Bovendien staat tegenover voormelde verklaringen de verklaring van [vertegenwoordiger geïntimeerde] dat de overgang tussen draingoot en de tegels niet was afgekit en dat de draingoot door de heer [appellante] is beschadigd. Het niet afgekit zijn van de overgang tussen draingoot en tegels laat de mogelijkheid open dat de tekortkoming, het niet afkitten, niet een tekortkoming van [vertegenwoordiger geïntimeerde] is maar een tekortkoming van de tegelzetter, welke dus pas is gepleegd toen [vertegenwoordiger geïntimeerde] zijn werk al had voltooid.
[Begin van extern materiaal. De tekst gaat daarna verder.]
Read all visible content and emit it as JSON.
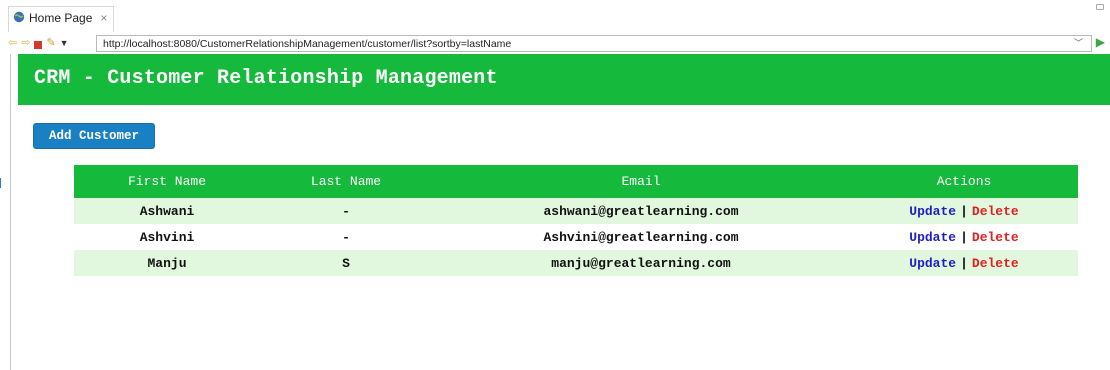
{
  "browser": {
    "tab_title": "Home Page",
    "tab_close": "×",
    "url": "http://localhost:8080/CustomerRelationshipManagement/customer/list?sortby=lastName"
  },
  "header": {
    "title": "CRM - Customer Relationship Management"
  },
  "add_button_label": "Add Customer",
  "table": {
    "columns": [
      "First Name",
      "Last Name",
      "Email",
      "Actions"
    ],
    "rows": [
      {
        "first_name": "Ashwani",
        "last_name": "-",
        "email": "ashwani@greatlearning.com",
        "update": "Update",
        "separator": "|",
        "delete": "Delete"
      },
      {
        "first_name": "Ashvini",
        "last_name": "-",
        "email": "Ashvini@greatlearning.com",
        "update": "Update",
        "separator": "|",
        "delete": "Delete"
      },
      {
        "first_name": "Manju",
        "last_name": "S",
        "email": "manju@greatlearning.com",
        "update": "Update",
        "separator": "|",
        "delete": "Delete"
      }
    ]
  },
  "colors": {
    "header_green": "#15b93b",
    "row_tint": "#e2f8de",
    "button_blue": "#1a80c4",
    "update_link": "#1e1ec8",
    "delete_link": "#e02020"
  }
}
Bovendien en aangezien ook [X.] heeft verklaard dat [appellante] hem heeft verteld dat het om een beschadiging ging in de afvoer –hetgeen de mogelijkheid openlaat dat het dus niet gaat om een onjuiste aansluiting maar om een beschadiging door [appellante] -, zijn de aan de zijde van [appellante] Bouw afgelegde verklaringen onvoldoende om tot een bewezenverklaring te kunnen komen.
9.6.
Gezien voormeld oordeel behoeft niet te worden beslist op het aan [appellante] Bouw opgedragen bewijs, dat in december 2009 door [appellante] Bouw en [geïntimeerde] naar aanleiding van klachten van [X.] over lekkageproblemen, gezamenlijk is geconstateerd dat [geïntimeerde] de draingoot in de badkamer niet goed heeft aangesloten.
Schadeposten E3, E4 en E5.
9.7.1.
[appellante] Bouw mocht aantonen dat [geïntimeerde] leidingwerk bij het toilet op de
begane grond niet goed heeft uitgevoerd en dat daardoor lekkages zijn opgetreden.
9.7.2.
[X.] heeft verklaard dat hij niet weet wat verholpen is, maar dat het probleem wel opgelost lijkt.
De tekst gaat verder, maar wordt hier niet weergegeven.